Dans quel monde vit-on ? Quelques aspects de l’impérialisme en 2021

Cet article est tiré de la version papier de la Cause du Peuple de Mai-Juin 2021, disponible ici.

Pour changer les choses, pour transformer le monde, il faut comprendre la manière dont il fonctionne. Il faut savoir à quelle époque nous vivons, quels sont les traits essentiels de cette époque, et comment on en est arrivés là. Un aspect important de cette recherche, c’est l’économie. Nos vies sont liées à l’économie : nos emplois, nos comptes en banque, nos lieux de vie… dépendent tous de l’économie mondiale. Lorsqu’elle pique du nez, on perd notre travail, on se retrouve encore plus pauvres qu’avant, et des masses de personnes sont même mises à la rue. C’est ce qu’a prouvé la dernière grande crise financière de 2007-8, où des familles entières ont été virées de leurs maisons car elles ne pouvaient pas rembourser leurs emprunts.

Depuis plus de 100 ans, nous vivons à l’époque de l’impérialisme. L’impérialisme, c’est le capitalisme qui a atteint la planète entière : il n’existe pas de pays qui ne soit pas intégré au marché mondial. C’est un équilibre rapace, pourri, instable, qui entraîne l’exploitation de pays entiers par de grandes puissances, et où la concurrence entre ces puissances tend à la guerre. On le voit aujourd’hui avec les tensions entre les USA et la Chine, par exemple.

La nature de l’impérialisme n’a pas changé en 2021. Mais depuis les années 1980, il s’est déroulée une accélération de la décomposition de l’impérialisme. Celui-ci est entré dans une crise générale, et tous ses aspects sont devenus, pour ainsi dire, enflés comme des boutons d’acné. Nous voyons le chômage massif, la pauvreté qui subsiste dans tous les pays, la lutte contre la montée des prix, la crise du logement, la défense acharnée des marchés, les crises bancaires, financières, politiques, sociales, environnementales… se multiplier. Tout ça alors que le monde n’a jamais été aussi riche ! Alors, qu’est-ce qui a changé ? C’est ce que nous allons brièvement expliquer ici. Cet article n’ira pas dans le détail, et présentera des concepts parfois un peu techniques, mais son objectif est de permettre une compréhension correcte du monde dans lequel on vit.

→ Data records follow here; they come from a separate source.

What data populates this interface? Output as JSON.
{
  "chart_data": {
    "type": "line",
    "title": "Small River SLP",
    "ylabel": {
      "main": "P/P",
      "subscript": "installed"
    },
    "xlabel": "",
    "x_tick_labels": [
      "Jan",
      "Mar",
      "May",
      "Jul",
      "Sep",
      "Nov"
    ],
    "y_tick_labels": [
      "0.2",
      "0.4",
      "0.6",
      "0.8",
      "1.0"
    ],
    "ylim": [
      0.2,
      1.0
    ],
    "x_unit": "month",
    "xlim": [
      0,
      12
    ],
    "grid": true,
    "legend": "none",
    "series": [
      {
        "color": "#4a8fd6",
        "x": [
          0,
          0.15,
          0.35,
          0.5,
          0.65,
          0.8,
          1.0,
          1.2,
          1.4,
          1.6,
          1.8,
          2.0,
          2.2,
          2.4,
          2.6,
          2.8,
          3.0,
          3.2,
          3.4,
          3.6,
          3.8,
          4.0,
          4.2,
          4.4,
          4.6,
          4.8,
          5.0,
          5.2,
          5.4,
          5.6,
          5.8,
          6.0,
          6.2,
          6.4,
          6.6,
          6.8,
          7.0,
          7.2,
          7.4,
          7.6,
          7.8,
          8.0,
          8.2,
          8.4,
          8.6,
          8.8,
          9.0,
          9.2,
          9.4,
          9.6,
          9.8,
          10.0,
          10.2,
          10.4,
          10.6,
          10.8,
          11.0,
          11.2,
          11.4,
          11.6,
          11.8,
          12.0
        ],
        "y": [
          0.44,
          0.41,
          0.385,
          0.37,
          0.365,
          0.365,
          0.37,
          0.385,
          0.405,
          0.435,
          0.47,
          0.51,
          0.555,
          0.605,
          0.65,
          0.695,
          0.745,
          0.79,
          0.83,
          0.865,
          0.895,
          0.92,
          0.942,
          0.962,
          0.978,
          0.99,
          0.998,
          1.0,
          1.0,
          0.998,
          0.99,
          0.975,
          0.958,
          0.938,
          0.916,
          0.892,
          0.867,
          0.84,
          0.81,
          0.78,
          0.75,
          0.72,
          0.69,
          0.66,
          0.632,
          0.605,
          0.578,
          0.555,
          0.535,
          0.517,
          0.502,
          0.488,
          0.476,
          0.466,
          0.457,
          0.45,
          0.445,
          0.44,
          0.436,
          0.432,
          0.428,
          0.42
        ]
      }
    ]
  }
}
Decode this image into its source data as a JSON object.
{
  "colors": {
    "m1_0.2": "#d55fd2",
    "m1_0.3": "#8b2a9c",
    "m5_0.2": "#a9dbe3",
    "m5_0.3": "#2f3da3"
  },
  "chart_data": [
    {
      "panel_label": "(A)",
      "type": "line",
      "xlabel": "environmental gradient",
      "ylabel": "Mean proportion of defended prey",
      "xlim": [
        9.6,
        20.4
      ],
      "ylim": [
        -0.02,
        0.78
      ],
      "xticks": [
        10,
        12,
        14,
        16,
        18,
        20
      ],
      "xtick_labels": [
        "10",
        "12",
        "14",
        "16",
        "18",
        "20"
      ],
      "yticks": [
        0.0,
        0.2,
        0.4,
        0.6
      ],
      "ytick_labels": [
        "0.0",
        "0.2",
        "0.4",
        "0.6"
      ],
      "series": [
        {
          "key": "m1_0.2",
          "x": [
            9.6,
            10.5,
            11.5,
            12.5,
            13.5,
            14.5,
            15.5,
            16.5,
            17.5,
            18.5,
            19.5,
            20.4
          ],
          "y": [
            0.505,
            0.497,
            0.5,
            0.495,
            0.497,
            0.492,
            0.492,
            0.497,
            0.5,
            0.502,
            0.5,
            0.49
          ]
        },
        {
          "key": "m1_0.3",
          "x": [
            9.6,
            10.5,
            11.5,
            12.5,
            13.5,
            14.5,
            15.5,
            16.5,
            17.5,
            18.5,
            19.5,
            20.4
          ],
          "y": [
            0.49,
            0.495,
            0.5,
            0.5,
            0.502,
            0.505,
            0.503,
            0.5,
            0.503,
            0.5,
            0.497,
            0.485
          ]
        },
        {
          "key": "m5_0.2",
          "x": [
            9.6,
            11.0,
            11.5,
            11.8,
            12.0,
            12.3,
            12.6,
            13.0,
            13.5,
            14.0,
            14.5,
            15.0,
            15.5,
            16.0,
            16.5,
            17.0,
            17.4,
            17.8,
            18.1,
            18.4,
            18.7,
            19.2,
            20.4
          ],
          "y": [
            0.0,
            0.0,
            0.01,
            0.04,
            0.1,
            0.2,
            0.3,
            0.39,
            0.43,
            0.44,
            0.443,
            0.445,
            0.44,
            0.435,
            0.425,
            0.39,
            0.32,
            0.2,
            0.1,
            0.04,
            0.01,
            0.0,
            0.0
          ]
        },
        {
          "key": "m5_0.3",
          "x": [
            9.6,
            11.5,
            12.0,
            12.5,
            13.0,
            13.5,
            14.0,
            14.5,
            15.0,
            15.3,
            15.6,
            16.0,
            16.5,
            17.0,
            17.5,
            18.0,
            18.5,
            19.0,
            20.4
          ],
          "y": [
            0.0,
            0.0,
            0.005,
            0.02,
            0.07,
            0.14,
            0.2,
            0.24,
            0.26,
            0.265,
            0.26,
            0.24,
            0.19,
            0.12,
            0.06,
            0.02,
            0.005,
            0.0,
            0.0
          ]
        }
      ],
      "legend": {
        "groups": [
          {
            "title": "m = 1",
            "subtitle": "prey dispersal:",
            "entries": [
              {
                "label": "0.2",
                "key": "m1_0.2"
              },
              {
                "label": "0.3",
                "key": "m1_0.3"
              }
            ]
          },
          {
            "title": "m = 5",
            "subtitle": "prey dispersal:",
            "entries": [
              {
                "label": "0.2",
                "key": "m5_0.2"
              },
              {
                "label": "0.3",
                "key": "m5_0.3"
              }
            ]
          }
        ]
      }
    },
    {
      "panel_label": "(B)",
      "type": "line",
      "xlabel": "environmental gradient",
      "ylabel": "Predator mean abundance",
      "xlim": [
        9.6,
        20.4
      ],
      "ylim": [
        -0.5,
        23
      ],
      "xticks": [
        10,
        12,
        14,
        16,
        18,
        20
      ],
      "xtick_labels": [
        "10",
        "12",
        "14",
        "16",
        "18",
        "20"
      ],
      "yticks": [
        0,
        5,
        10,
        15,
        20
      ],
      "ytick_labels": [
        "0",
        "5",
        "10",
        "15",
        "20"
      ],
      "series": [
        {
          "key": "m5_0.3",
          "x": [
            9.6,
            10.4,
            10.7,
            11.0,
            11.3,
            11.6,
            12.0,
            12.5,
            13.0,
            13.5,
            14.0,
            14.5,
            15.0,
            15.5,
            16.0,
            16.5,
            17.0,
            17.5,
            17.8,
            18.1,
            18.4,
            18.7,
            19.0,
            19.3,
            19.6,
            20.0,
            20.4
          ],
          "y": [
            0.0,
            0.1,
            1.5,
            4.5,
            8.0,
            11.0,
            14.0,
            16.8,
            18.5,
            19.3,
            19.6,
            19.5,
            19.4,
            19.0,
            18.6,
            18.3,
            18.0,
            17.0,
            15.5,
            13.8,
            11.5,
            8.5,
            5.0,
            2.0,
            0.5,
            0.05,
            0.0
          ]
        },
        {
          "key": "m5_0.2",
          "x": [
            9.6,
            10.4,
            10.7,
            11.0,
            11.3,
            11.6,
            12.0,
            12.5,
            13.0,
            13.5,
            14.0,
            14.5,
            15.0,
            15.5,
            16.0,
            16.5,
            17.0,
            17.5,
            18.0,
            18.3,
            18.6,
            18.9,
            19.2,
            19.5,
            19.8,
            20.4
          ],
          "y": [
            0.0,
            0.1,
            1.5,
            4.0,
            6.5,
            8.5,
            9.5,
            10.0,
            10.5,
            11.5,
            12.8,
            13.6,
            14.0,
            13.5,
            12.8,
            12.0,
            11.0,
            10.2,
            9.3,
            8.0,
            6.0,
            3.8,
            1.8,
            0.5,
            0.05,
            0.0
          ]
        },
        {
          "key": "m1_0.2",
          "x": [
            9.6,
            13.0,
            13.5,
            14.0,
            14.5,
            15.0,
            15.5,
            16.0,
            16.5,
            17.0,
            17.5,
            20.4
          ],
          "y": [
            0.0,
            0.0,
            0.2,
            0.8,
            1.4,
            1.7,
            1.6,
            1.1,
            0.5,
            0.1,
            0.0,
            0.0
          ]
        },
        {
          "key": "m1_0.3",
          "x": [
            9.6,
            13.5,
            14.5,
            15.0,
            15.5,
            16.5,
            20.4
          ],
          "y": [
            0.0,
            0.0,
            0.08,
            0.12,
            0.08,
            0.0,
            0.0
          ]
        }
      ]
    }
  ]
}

Les nouveaux outils de l’impérialisme : approfondissement de la crise du capitalisme

Au début du 20ème siècle, l’économie capitaliste est entrée dans une nouvelle ère. Son niveau de développement atteignait toute la planète, avec des pays développés et colonisateurs, et des colonies exploitées. Dans les pays au capitalisme développé, le capital des banques et celui des industries était devenu lié en toute chose, ce qui veut dire que les gigantesques entreprises industrielles avaient besoin des gigantesques banques pour faire du profit, et vice versa. Leurs capitaux étaient devenus les deux faces de la même pièce : le capital financier. De grandes entreprises se sont constituées, pour dominer les marchés : des monopoles. Les pays développés se sont mis à exporter leur capital, car ils ne trouvaient pas de débouchés dans leur propre pays. Dans les colonies et les semi-colonies (les pays formellement « indépendants » mais dominés, comme aujourd’hui de nombreux pays d’Afrique, d’Amérique Latine ou d’Asie), cela a développé un capitalisme bureaucratique parasitaire, qui organise la misère au profit des investissements impérialistes. Les capitalistes se sont mis à se battre pour le partage du monde, et cela a abouti aux deux guerres mondiales. Tout ceci, c’est l’impérialisme.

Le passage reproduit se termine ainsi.